Another important merit of the method is that the phenotype of viral TK can be identified without virus isolation. In the case of HSV encephalitis, HSV was isolated from only 4% of cerebrospinal fluid samples, but DNA was detected by PCR in about 98% of cerebrospinal fluid samples from individuals positive for HSV by brain biopsy (22). This result led to the reluctance of clinicians to perform a highly invasive diagnostic procedure, brain biopsy, and the laboratory diagnosis of HSV encephalitis was greatly facilitated by PCR without virus isolation (1, 42). Even in these cases, PCR-based in vitro translation of the TK gene can clarify the TK phenotype and provide information with which to determine the best course of antiviral chemotherapy. Moreover, by virtue of this method, it is expected that the study of the virulence of ACV^r mutants could be enhanced. Because all reported ACV^r strains were isolated from skin or mucosal regions, including corneas and a larynx, it is not clear that these strains can replicate in other tissues or if they are neurovirulent in humans. Phenotypic analysis of the TK gene, which can be amplified from various tissues under various conditions, including fixed samples, could produce novel information.

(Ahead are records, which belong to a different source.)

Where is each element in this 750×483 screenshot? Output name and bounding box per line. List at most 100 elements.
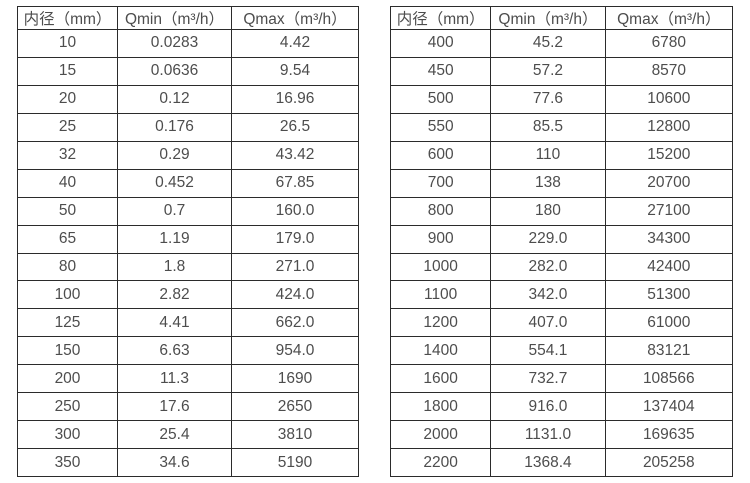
- table-header-row: 内径（mm） Qmin（m³/h） Qmax（m³/h）: [17, 6, 359, 30]
- table-cell: 3810: [231, 420, 359, 450]
- table-cell: 4.41: [117, 308, 232, 338]
- table-cell: 15200: [604, 140, 734, 170]
- table-cell: 1600: [389, 364, 492, 394]
- table-cell: 282.0: [490, 252, 606, 282]
- column-header-qmax: Qmax（m³/h）: [604, 6, 734, 30]
- table-row: 600 110 15200: [389, 140, 734, 170]
- table-cell: 2650: [231, 392, 359, 422]
- table-cell: 450: [389, 56, 492, 86]
- table-cell: 6780: [604, 29, 734, 58]
- table-row: 1100 342.0 51300: [389, 280, 734, 310]
- table-cell: 25: [17, 112, 118, 142]
- column-header-qmax: Qmax（m³/h）: [231, 6, 359, 30]
- flow-table-left: 内径（mm） Qmin（m³/h） Qmax（m³/h） 10 0.0283 4.4…: [17, 6, 359, 477]
- table-cell: 125: [17, 308, 118, 338]
- table-cell: 732.7: [490, 364, 606, 394]
- table-cell: 160.0: [231, 196, 359, 226]
- table-row: 150 6.63 954.0: [17, 336, 359, 366]
- table-cell: 0.12: [117, 84, 232, 114]
- table-cell: 16.96: [231, 84, 359, 114]
- table-cell: 179.0: [231, 224, 359, 254]
- table-row: 2200 1368.4 205258: [389, 448, 734, 477]
- table-cell: 108566: [604, 364, 734, 394]
- table-cell: 1000: [389, 252, 492, 282]
- table-cell: 8570: [604, 56, 734, 86]
- table-row: 300 25.4 3810: [17, 420, 359, 450]
- table-cell: 0.29: [117, 140, 232, 170]
- table-cell: 1.8: [117, 252, 232, 282]
- table-cell: 954.0: [231, 336, 359, 366]
- table-cell: 271.0: [231, 252, 359, 282]
- table-cell: 150: [17, 336, 118, 366]
- table-cell: 200: [17, 364, 118, 394]
- table-cell: 1.19: [117, 224, 232, 254]
- table-row: 400 45.2 6780: [389, 29, 734, 58]
- table-cell: 229.0: [490, 224, 606, 254]
- table-row: 1800 916.0 137404: [389, 392, 734, 422]
- table-cell: 5190: [231, 448, 359, 477]
- table-row: 125 4.41 662.0: [17, 308, 359, 338]
- table-cell: 40: [17, 168, 118, 198]
- table-cell: 0.7: [117, 196, 232, 226]
- table-cell: 85.5: [490, 112, 606, 142]
- table-cell: 0.452: [117, 168, 232, 198]
- table-cell: 300: [17, 420, 118, 450]
- table-cell: 554.1: [490, 336, 606, 366]
- table-cell: 17.6: [117, 392, 232, 422]
- table-row: 50 0.7 160.0: [17, 196, 359, 226]
- table-row: 250 17.6 2650: [17, 392, 359, 422]
- table-cell: 500: [389, 84, 492, 114]
- table-cell: 80: [17, 252, 118, 282]
- table-row: 25 0.176 26.5: [17, 112, 359, 142]
- table-row: 15 0.0636 9.54: [17, 56, 359, 86]
- table-cell: 1368.4: [490, 448, 606, 477]
- table-cell: 0.176: [117, 112, 232, 142]
- table-row: 550 85.5 12800: [389, 112, 734, 142]
- table-cell: 57.2: [490, 56, 606, 86]
- table-row: 800 180 27100: [389, 196, 734, 226]
- table-cell: 67.85: [231, 168, 359, 198]
- table-cell: 10600: [604, 84, 734, 114]
- table-row: 65 1.19 179.0: [17, 224, 359, 254]
- table-cell: 2000: [389, 420, 492, 450]
- table-cell: 43.42: [231, 140, 359, 170]
- table-cell: 11.3: [117, 364, 232, 394]
- table-row: 80 1.8 271.0: [17, 252, 359, 282]
- table-cell: 169635: [604, 420, 734, 450]
- table-cell: 26.5: [231, 112, 359, 142]
- table-cell: 42400: [604, 252, 734, 282]
- table-cell: 400: [389, 29, 492, 58]
- table-row: 200 11.3 1690: [17, 364, 359, 394]
- table-cell: 20: [17, 84, 118, 114]
- table-cell: 2.82: [117, 280, 232, 310]
- table-cell: 45.2: [490, 29, 606, 58]
- table-cell: 600: [389, 140, 492, 170]
- table-cell: 250: [17, 392, 118, 422]
- table-cell: 27100: [604, 196, 734, 226]
- table-cell: 100: [17, 280, 118, 310]
- table-cell: 2200: [389, 448, 492, 477]
- table-cell: 662.0: [231, 308, 359, 338]
- column-header-diameter: 内径（mm）: [17, 6, 118, 30]
- table-cell: 34.6: [117, 448, 232, 477]
- table-cell: 180: [490, 196, 606, 226]
- table-row: 20 0.12 16.96: [17, 84, 359, 114]
- table-cell: 83121: [604, 336, 734, 366]
- table-row: 2000 1131.0 169635: [389, 420, 734, 450]
- table-cell: 1400: [389, 336, 492, 366]
- table-cell: 900: [389, 224, 492, 254]
- table-cell: 51300: [604, 280, 734, 310]
- table-cell: 916.0: [490, 392, 606, 422]
- table-cell: 137404: [604, 392, 734, 422]
- column-header-qmin: Qmin（m³/h）: [490, 6, 606, 30]
- table-cell: 9.54: [231, 56, 359, 86]
- table-cell: 61000: [604, 308, 734, 338]
- table-cell: 10: [17, 29, 118, 58]
- table-cell: 138: [490, 168, 606, 198]
- table-cell: 350: [17, 448, 118, 477]
- table-row: 100 2.82 424.0: [17, 280, 359, 310]
- table-row: 10 0.0283 4.42: [17, 29, 359, 58]
- table-row: 450 57.2 8570: [389, 56, 734, 86]
- table-cell: 1100: [389, 280, 492, 310]
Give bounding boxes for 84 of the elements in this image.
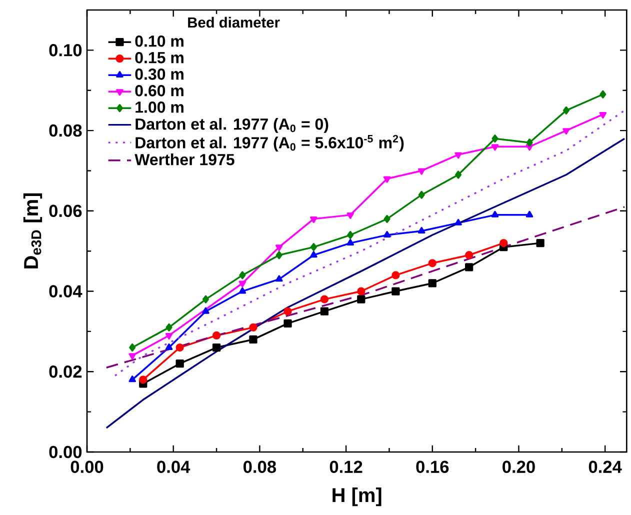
point [347, 230, 354, 240]
point [128, 353, 136, 360]
point [202, 295, 209, 304]
legend-label: 0.10 m [135, 35, 184, 47]
point [392, 271, 400, 280]
point [465, 251, 474, 260]
point [357, 295, 366, 304]
point [128, 376, 136, 382]
point [139, 376, 148, 384]
point [284, 307, 292, 316]
x-axis-title: H [m] [332, 487, 382, 506]
point [392, 287, 400, 296]
point [492, 134, 498, 143]
y-tick-label: 0.08 [49, 124, 82, 137]
point [418, 226, 426, 234]
point [275, 275, 283, 282]
point [357, 287, 366, 296]
x-tick-label: 0.20 [502, 460, 535, 473]
point [212, 331, 221, 340]
point [310, 216, 318, 224]
y-axis-title: D$_{e3D}$ [m] [23, 193, 42, 268]
point [418, 190, 425, 199]
point [346, 238, 354, 246]
point [491, 144, 499, 151]
point [276, 251, 282, 260]
point [310, 243, 317, 252]
point [428, 259, 436, 268]
legend-label: 0.30 m [135, 68, 184, 80]
point [310, 251, 318, 258]
point [249, 323, 258, 332]
point [383, 230, 391, 238]
legend-label: 0.60 m [135, 85, 184, 96]
point [176, 360, 184, 368]
point [284, 319, 292, 328]
point [238, 280, 246, 288]
point [238, 287, 246, 294]
point [465, 263, 474, 272]
y-tick-label: 0.06 [49, 204, 82, 218]
point [320, 307, 329, 316]
y-tick-label: 0.10 [49, 44, 82, 56]
point [239, 271, 246, 280]
point [212, 343, 221, 352]
point [249, 335, 258, 344]
point [202, 307, 210, 314]
line-series [106, 206, 626, 368]
point [562, 128, 570, 135]
point [384, 214, 390, 224]
x-tick-label: 0.12 [330, 460, 362, 473]
point [418, 168, 426, 175]
point [129, 343, 136, 352]
point [275, 244, 283, 252]
x-tick-label: 0.08 [244, 460, 276, 473]
point [383, 176, 391, 183]
legend-label: Darton et al. 1977 (A$_{0}$ = 5.6x10$^{-5}$ m$^{2}$) [136, 134, 404, 152]
x-tick-label: 0.04 [157, 460, 190, 473]
x-tick-label: 0.00 [70, 460, 104, 473]
point [562, 106, 570, 115]
legend-label: 0.15 m [135, 52, 184, 64]
point [320, 295, 329, 304]
point [166, 323, 172, 332]
legend-label: 1.00 m [136, 102, 184, 113]
point [500, 238, 508, 248]
point [455, 170, 462, 179]
point [176, 343, 184, 352]
y-tick-label: 0.04 [49, 285, 82, 298]
point [165, 333, 173, 340]
point [526, 138, 533, 147]
y-tick-label: 0.02 [49, 365, 82, 378]
y-tick-label: 0.00 [49, 446, 82, 458]
point [428, 279, 436, 288]
point [454, 152, 462, 159]
point [599, 112, 607, 119]
legend-label: Darton et al. 1977 (A$_{0}$ = 0) [136, 118, 328, 133]
legend-label: Werther 1975 [134, 154, 234, 166]
legend-title: Bed diameter [188, 16, 280, 28]
point [165, 343, 173, 350]
point [346, 212, 354, 219]
point [454, 218, 462, 226]
point [491, 210, 499, 218]
x-tick-label: 0.24 [588, 460, 622, 473]
point [600, 90, 606, 98]
point [536, 238, 544, 248]
point [526, 210, 534, 218]
x-tick-label: 0.16 [416, 460, 449, 473]
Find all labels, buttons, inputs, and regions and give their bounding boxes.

In some clinical cases, ACV^r strains were isolated as mixed populations with the wild-type strain (4, 28, 38). Our method could identify different TK polypeptide sizes from a sample containing a mixture of a wild-type (VR-3) strain and a premature truncated TK mutant (the VRTK⁻ strain) in various ratios. However, no significant results suggesting the coexistence of the TK mutant in wild-type populations were observed by enzymatic assay (data not shown). This is one limitation of the method, and in this case virus isolation and plaque purification are required before analysis of the virus strain is carried out.

At present, a plaque reduction assay or a dye uptake assay in Vero cells is the most popular and standard assay with a cut-off value between ACV-sensitive and -resistant viruses (5, 21), although these may be replaced by the modified plaque reduction assay developed by Tebas et al. (40). Plaque autoradiography using TK-negative cell lines is the most sensitive assay for analysis of viral TK activity and identification of each virion in mixed populations (13, 41). We have established and reported a novel assay in this paper that makes up for the shortcomings of current standard methods, in terms of length of time required and difficulties in virus isolation.